February 01, 2007

I own a dog, and I vote

It's a new politically savvy voice of dog owners: Dog Politics.

They are watching the PETA "We Kill Dogs Better" trial, of course.

In day eight of the trial, PETA euthanasia boss Daphna Nachminovitch admitted that PETA "owns" animals (for a short time). Funny, I thought that they did not believe in anyone owning animals for any purpose whatsoever.

You will have scroll way down the page. Look for this passage:

The only thing stranger than Nachminovitch's legal hedging throughout this discussion was the odd sound of a PETA employee referring to people as the "owners" of dogs and cats. We'd never experienced that before—it's usually "guardians" and "companion animals."

But when it's convenient, PETA will apparently assert ownership over the animals it has otherwise sworn to "liberate."


Anonymous said...


“North Carolina’s treatment of animals is the crime”
By Phyllis Stein
February 2, 2007

The fact that authorities accused PETA workers of animal cruelty in Hertford County is a twisted miscarriage of justice. The people in North Carolina should be outraged, but not at the PETA workers. They should be outraged and ashamed at the longstanding terrible conditions that drew PETA workers there in the first place.

I have never been a member of People for the Ethical Treatment of Animals. But as executive director of the Chesapeake Humane Society and a Virginia state humane officer in the 1970s, I had many calls from people in North Carolina who routinely dropped injured or unwanted animals across the state line because they got no help from their own counties.

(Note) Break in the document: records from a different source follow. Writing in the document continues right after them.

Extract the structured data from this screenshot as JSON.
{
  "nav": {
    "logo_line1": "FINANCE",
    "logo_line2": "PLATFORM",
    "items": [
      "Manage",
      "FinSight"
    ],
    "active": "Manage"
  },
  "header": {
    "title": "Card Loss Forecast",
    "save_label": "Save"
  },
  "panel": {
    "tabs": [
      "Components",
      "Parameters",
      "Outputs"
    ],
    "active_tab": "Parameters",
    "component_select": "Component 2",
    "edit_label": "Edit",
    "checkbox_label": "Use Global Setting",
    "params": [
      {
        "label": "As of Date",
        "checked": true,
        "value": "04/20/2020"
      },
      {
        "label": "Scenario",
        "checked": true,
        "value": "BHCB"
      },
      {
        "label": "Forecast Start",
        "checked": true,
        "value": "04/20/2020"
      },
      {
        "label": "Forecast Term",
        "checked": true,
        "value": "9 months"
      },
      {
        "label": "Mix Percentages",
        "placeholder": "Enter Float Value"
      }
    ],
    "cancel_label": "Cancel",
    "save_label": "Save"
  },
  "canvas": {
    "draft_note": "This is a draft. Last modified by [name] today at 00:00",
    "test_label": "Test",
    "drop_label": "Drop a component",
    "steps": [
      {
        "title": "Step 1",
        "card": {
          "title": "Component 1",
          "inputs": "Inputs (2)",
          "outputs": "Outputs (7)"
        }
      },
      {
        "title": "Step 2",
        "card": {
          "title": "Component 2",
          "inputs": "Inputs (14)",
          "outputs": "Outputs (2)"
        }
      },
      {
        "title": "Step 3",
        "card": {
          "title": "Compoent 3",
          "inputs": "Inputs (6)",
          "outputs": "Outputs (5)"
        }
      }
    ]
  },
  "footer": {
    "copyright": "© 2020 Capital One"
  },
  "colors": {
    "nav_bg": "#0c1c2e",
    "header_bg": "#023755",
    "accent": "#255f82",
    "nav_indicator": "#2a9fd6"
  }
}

Thirty years ago Chesapeake was also in the headlines after an investigator from The Humane Society of the United States told us that we had “the second worst animal facility in the United States.” The newly formed Chesapeake Humane Society had called for the investigation of our city pound, in large part because of the barbaric way unwanted animals were disposed of.

At that time, the Chesapeake wardens were using the same methods that are still being used in North Carolina. They either shot the animals or suffocated them in gas chambers.

Following the suggestion of HSUS, we asked veterinarians in Chesapeake for help. It was agreed that The Chesapeake Humane Society would pay for the sodium pentobarbital and the veterinarians would take turns each week euthanizing the animals until the wardens could be trained to do it.

The wardens were not used to handling the animals up close. They used snare poles, (long poles with nooses) even when putting the animals into the gas chamber. They would swing them by their necks like fish from poles, and cram them all together in the box, grown dogs and cats along with puppies and kittens.

It was brutal and shocking to witness, but I saw it and made a call to HSUS in Washington, D.C.

Furious that I had reported them, the chief warden came up with an idea that he thought would send me away for good. He said that the wardens would learn the more humane way of euthanizing the animals but only if I learned to do it too.

I was stunned and left the pound in shock. I called the investigator from HSUS and asked her what I should do.

“Learn to do it,” she said. “You can’t ask them to do things that you aren’t willing to do yourself.” I spent a sick and sleepless night and then called Maynard Johnson, the humane officer at Norfolk SPCA. As heartbreaking as the job was, he showed me that at least the animals were held, calmed and petted before being given the injection. It was obviously a kinder and easier death that what they endured at the Chesapeake pound.

I accompanied one of the veterinarians to the pound the next day and euthanized two dogs myself, one adult female and one tri-colored puppy who licked my hand as I held him.

I am now 75 years old, and that act remains the most horrible experience in my life. But it also reminds me of one time in my life when my love for animals gave me the courage to do what the PETA workers now on trial in North Carolina are accused of doing.

This is not a problem just in North Carolina and Virginia. Until people all over the country do something about the number of unwanted animals coming into shelters in far greater numbers than can be placed in adoptive homes, they must face the ugly truth that some animals will have to be killed.

And until the people of North Carolina step up and assume responsibility for caring for the animals in their own community, I hope they will at least have the common decency to thank the PETA workers who are doing their dirty work for them.

Chas S. Clifton said...

Funny, I don't read anything in Ms. Stein's letter about lying about your intentions or dumping carcasses in somebody else's dumpsters. We should thank PETA for that too?